A relic from cosmic noon

The research team estimates that 3I/ATLAS could have formed as long as 10 to 12 billion years ago. That would place its origin during a period known as cosmic noon, when star formation across the Universe was near its peak.

During that era, young stars and planetary systems were forming at a furious pace. Dense clouds of gas and dust gave rise to new suns, disks and icy bodies. 3I/ATLAS may be a leftover from one of those early systems.

The comet’s young birthplace was likely cold and dense. Radiation may have been present, but the material appears to have avoided sustained heating. That combination could allow unusual isotope ratios to survive in the ice for billions of years.

Eventually, gravitational encounters may have thrown 3I/ATLAS out of its original system. Such ejections are expected during planetary formation, when growing planets can scatter smaller bodies into deep space. Once expelled, the comet would have drifted between stars until its path carried it through our Solar System.

Scientists have seen only a tiny number of interstellar visitors up close. Each one adds a new data point to a much larger question. How varied are planetary systems across the galaxy and how unusual is the chemistry that built our own?

What this comet could reveal about life’s ingredients

Comets interest astrobiologists because they can carry water, carbon compounds and other ingredients tied to prebiotic chemistry. 3I/ATLAS lets researchers compare those ingredients across star systems. Its unusual chemistry broadens the range of known comet compositions.

Stefanie Milam of NASA Goddard, a co-author of the study, linked the isotope findings to a larger search. “The bigger picture here is looking at the possibilities of prebiotic chemistry elsewhere in the galaxy,” she said.

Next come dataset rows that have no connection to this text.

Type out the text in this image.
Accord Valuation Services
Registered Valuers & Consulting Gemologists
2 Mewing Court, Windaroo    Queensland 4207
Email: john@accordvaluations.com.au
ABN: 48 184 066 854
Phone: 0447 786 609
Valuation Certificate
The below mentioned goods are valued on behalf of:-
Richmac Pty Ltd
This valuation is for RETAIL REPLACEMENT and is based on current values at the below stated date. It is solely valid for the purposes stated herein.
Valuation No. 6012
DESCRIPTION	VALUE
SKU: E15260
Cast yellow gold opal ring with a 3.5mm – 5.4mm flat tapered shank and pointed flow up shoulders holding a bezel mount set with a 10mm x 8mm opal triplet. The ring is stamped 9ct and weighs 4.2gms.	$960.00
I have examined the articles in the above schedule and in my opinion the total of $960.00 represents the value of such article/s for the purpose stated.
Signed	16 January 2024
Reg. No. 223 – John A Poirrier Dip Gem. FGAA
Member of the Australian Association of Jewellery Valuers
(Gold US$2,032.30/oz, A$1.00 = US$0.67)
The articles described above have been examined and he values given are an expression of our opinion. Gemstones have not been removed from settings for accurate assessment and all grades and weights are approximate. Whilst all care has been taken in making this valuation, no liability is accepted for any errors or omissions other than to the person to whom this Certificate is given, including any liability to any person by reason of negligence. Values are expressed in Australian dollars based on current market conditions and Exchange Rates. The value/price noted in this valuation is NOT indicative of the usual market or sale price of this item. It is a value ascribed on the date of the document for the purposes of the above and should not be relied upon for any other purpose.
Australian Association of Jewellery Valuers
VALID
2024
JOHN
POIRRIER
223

That question reaches beyond one comet. Earth is the only place known to host life. Scientists want to know whether the chemical starting points for life are common across the galaxy or tied to a narrow set of conditions.

Interstellar objects provide a rare way to study that issue directly. They arrive as natural messengers from distant systems. Telescopes can read their gases, dust and isotopes without sending a spacecraft across light-years.

Milam said that “Analysis of these interstellar objects is a major step towards learning how common, or uncommon, the conditions for the evolution of life are in the Universe.” For 3I/ATLAS, Webb has turned a passing comet into a record of ancient ice chemistry, early star formation and the diversity of worlds that formed long before our Sun.